“Everyone loved him. People commented all the time how lucky I was. Strangers complimented him to me every time we went out. But in my home, the abuse was insidious. The threats were personal. The terror was real. And yet I stayed,” she wrote. “Abuse is indifferent to education level, socio-economic status, race, age, or gender.”
This week, the 2017 post is receiving a flood of new attention. On Tuesday, White House staffer Rob Porter, who was married to Willoughby from 2009 to 2013, was revealed by the Daily Mail to be the husband described on the blog. As The Washington Post reported this week, both Willoughby and Porter’s first ex-wife had informed the FBI about Porter’s abusive behavior as part of his security clearance. The allegations have cost Porter his position as White House staff secretary while also injecting another scandal into the chaotic Trump administration.
On Thursday night, Willoughby expanded on her writing in a powerful interview with CNN’s Anderson Cooper.
“That’s a question I get asked a lot, ‘Why did you stay if he was such a quote-unquote monster,'” Willoughby told Cooper. “And the reality is he’s not a monster. He is an intelligent, kind, chivalrous, caring, professional man. And he’s deeply troubled and angry and violent. I don’t think those things are mutually exclusive.”
The story in Washington continues to snowball, as new questions arise about when administration officials learned of the abuse allegations.
But online, attention to Willoughby’s post has exploded. In her talk with Cooper, Willoughby explained she had published the blog “with the intention of reaching people who may need to hear that message and see what it’s like on the other side.” As of late Thursday night, the piece had nearly 200 comments, many coming in the hours just after the CNN interview. The digital space has become a de facto platform for the stories of supporters, survivors, and spouses trapped in abusive circumstances.
“This could have been me writing the article,” one poster wrote. “OMG, your story is mine also . . . for 19 years. Yes, we stay, and we hurt, and we try,” another added. “And others don’t see it, so we are alone.”
Many of the commenters keyed in on Willoughby’s description of the loneliness and isolation of abuse. A beautiful couple with the right social status and résumés can be a smokescreen for a darker reality.
“Outside the house he was Mr. GQ, an Associate Director at one of our federal agencies,” one poster said. “At home, he terrorized me and our children. He belittled me, called me names, told me I had no friends, told me I was stupid, unattractive, evil, that I’d never make it on my own, a lousy mother, a lousy wife, a crack addict (never seen it), ad nauseum.”
Another stated: “I was attractive, well educated and confident; people can never understand why I stayed. He was charming, in a boy next door kind of way, and everyone loved him; people have a hard time believing that he wasn’t always so wonderful. Your ability to explain that he was not just some horrible person and you were not just a victim, was very accurate and left me in tears.”

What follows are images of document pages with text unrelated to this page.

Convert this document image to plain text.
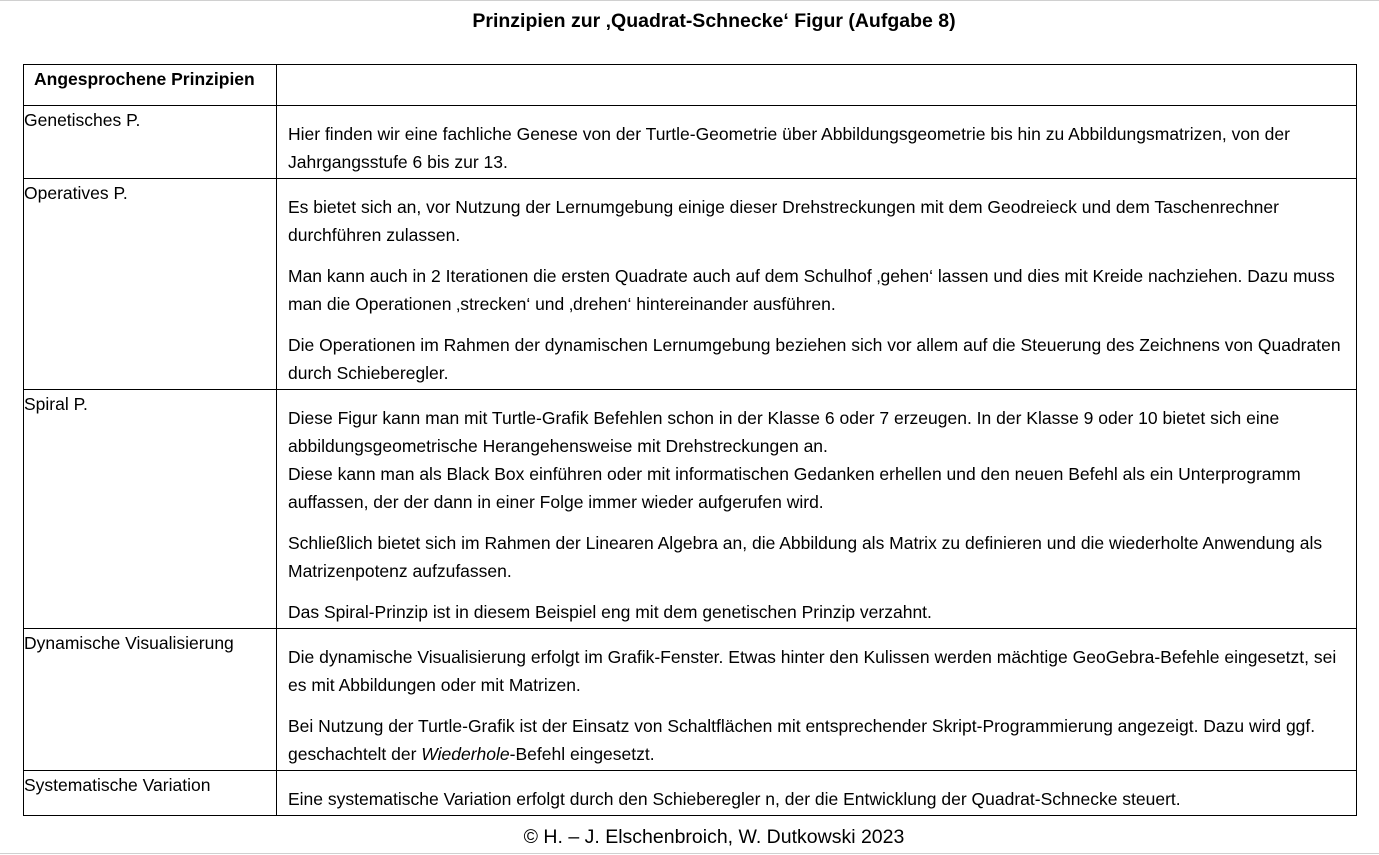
Prinzipien zur ‚Quadrat-Schnecke‘ Figur (Aufgabe 8)
Angesprochene Prinzipien	

Genetisches P.	Hier finden wir eine fachliche Genese von der Turtle-Geometrie über Abbildungsgeometrie bis hin zu Abbildungsmatrizen, von der Jahrgangsstufe 6 bis zur 13.

Operatives P.	Es bietet sich an, vor Nutzung der Lernumgebung einige dieser Drehstreckungen mit dem Geodreieck und dem Taschenrechner durchführen zulassen.
Man kann auch in 2 Iterationen die ersten Quadrate auch auf dem Schulhof ‚gehen‘ lassen und dies mit Kreide nachziehen. Dazu muss man die Operationen ‚strecken‘ und ‚drehen‘ hintereinander ausführen.
Die Operationen im Rahmen der dynamischen Lernumgebung beziehen sich vor allem auf die Steuerung des Zeichnens von Quadraten durch Schieberegler.

Spiral P.	Diese Figur kann man mit Turtle-Grafik Befehlen schon in der Klasse 6 oder 7 erzeugen. In der Klasse 9 oder 10 bietet sich eine abbildungsgeometrische Herangehensweise mit Drehstreckungen an.
Diese kann man als Black Box einführen oder mit informatischen Gedanken erhellen und den neuen Befehl als ein Unterprogramm auffassen, der der dann in einer Folge immer wieder aufgerufen wird.
Schließlich bietet sich im Rahmen der Linearen Algebra an, die Abbildung als Matrix zu definieren und die wiederholte Anwendung als Matrizenpotenz aufzufassen.
Das Spiral-Prinzip ist in diesem Beispiel eng mit dem genetischen Prinzip verzahnt.

Dynamische Visualisierung	Die dynamische Visualisierung erfolgt im Grafik-Fenster. Etwas hinter den Kulissen werden mächtige GeoGebra-Befehle eingesetzt, sei es mit Abbildungen oder mit Matrizen.
Bei Nutzung der Turtle-Grafik ist der Einsatz von Schaltflächen mit entsprechender Skript-Programmierung angezeigt. Dazu wird ggf. geschachtelt der Wiederhole-Befehl eingesetzt.

Systematische Variation	Eine systematische Variation erfolgt durch den Schieberegler n, der die Entwicklung der Quadrat-Schnecke steuert.
© H. – J. Elschenbroich, W. Dutkowski 2023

Another theme threading through the comments is the difficulty in getting others to believe the abuse is happening. “I stayed with my abusive husband for 20 years. The first time he assaulted me was right before our wedding,” one person wrote. “His sister asked what I had done to deserve it. Everyone loved him, constantly told me how lucky I was.”
“I was abused by a woman,” a commenter said. “I felt alone and still do because this is not something men talk about very much. I admire your conviction and wish you peace and love.”
“The not being believed is the worst part of all of it,” one wrote. “It makes you question your own sanity when you already have a tenuous grasp of it as a result of the gaslighting that inevitably comes with being in a relationship with one of these disordered individuals.”
Others shared the moments when they had to leave.
“He threw me down a flight of stairs where my 6-year-old was playing,” said one. “He sent me to work with finger bruises on my arms from grabbing me. He got mad when I wouldn’t do cocaine with him.”
Another explained: “I finally left when I witnessed my ex verbally terrorizing my 12 year old son. My son’s screaming “STOP” repeatedly triggered in my mind the exact thing I had done when my ex first attacked me.”
In her CNN interview, Willoughby explained she had stood by her piece since it was published last year, including in the days leading up to the scandal. Before reports about the abuse allegations, Porter had asked her to play down the assertions in the piece, she told Cooper.
“He was asking me to release a statement about my blog post,” she explained. “I went back and forth with him for an hour about what language I would be comfortable with, and ultimately the language that he asked I wasn’t comfortable with,” she said.
“I don’t remember the exact wording, but it was something along the lines of the post does not accurately depict my marriage. . . . That just didn’t feel right to me, because it does accurately depict my marriage.”